'Bonsai trees in your head: the powerful influence of reflexive processes on goal-directed decision-making'
- Frankland 309b
- Life and Environmental Sciences, Research
Part of the School Seminar Series
Speaker: Jon Roiser, ICN, UCL
Host: Stephane De Brito
Decision-making in the real world is tricky, because the decisions we make now affect future choices, and future choices and outcomes should guide current decisions. The exponentially increasing number of combinations of future choices and actions means that brute-force approaches to sequential decision-making only work for trivially small problems. Using a computational modelling approach to analyse responses on a deterministic sequential decision-making task, we demonstrate a novel and powerful influence on goal-directed decision-making in humans, "pruning"; a simple reflexive process that cuts down (or prunes) an expanding decision tree to a computationally manageable size. Pruning involves automatically discounting sequences of decisions that feature large negative outcomes, no matter what the overall outcome; it is different to loss aversion. Our participants used this pruning strategy even when it was disadvantageous, and the tendency to prune was related to mild depressive symptoms.

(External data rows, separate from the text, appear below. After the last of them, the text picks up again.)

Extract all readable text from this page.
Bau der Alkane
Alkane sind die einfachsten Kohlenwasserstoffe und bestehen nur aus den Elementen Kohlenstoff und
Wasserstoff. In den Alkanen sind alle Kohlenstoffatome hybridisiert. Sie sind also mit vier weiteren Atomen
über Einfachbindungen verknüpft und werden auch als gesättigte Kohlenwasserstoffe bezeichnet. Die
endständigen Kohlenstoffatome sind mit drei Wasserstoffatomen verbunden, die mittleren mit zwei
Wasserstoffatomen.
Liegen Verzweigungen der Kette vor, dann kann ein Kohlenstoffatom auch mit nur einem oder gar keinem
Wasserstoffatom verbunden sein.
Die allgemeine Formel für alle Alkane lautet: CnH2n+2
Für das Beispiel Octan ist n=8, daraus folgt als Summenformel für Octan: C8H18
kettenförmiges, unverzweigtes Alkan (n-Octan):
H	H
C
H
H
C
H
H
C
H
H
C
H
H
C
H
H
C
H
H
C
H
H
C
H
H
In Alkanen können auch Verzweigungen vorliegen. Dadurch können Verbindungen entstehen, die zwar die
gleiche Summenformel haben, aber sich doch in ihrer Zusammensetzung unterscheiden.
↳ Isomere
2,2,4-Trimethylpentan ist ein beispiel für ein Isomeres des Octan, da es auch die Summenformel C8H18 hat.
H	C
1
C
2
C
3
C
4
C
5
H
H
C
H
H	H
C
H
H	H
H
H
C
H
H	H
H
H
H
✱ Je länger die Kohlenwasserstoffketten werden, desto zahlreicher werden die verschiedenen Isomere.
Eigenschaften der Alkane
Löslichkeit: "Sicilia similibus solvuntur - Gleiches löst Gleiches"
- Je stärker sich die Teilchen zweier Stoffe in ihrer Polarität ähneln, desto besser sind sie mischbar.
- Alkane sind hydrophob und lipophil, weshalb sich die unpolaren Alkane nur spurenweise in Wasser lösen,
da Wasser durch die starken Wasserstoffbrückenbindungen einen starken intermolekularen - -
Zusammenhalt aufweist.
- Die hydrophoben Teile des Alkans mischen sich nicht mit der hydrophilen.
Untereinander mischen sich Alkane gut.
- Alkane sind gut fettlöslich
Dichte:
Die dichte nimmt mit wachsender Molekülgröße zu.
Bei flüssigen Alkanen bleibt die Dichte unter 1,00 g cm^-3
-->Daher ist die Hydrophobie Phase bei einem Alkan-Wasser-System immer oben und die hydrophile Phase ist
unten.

In a follow-up neuroimaging study we replicated this behavioural pattern, and found that pruning was associated with responses in the subgenual anterior cingulate cortex and amygdala, which are implicated in mood and anxiety disorders. Finally, initial psychopharmacological evidence supports the hypothesis that pruning is influenced by serotonin signalling. We interpret these findings within a theoretical framework that relates Pavlovian behavioural inhibition to serotonin and mood disorders.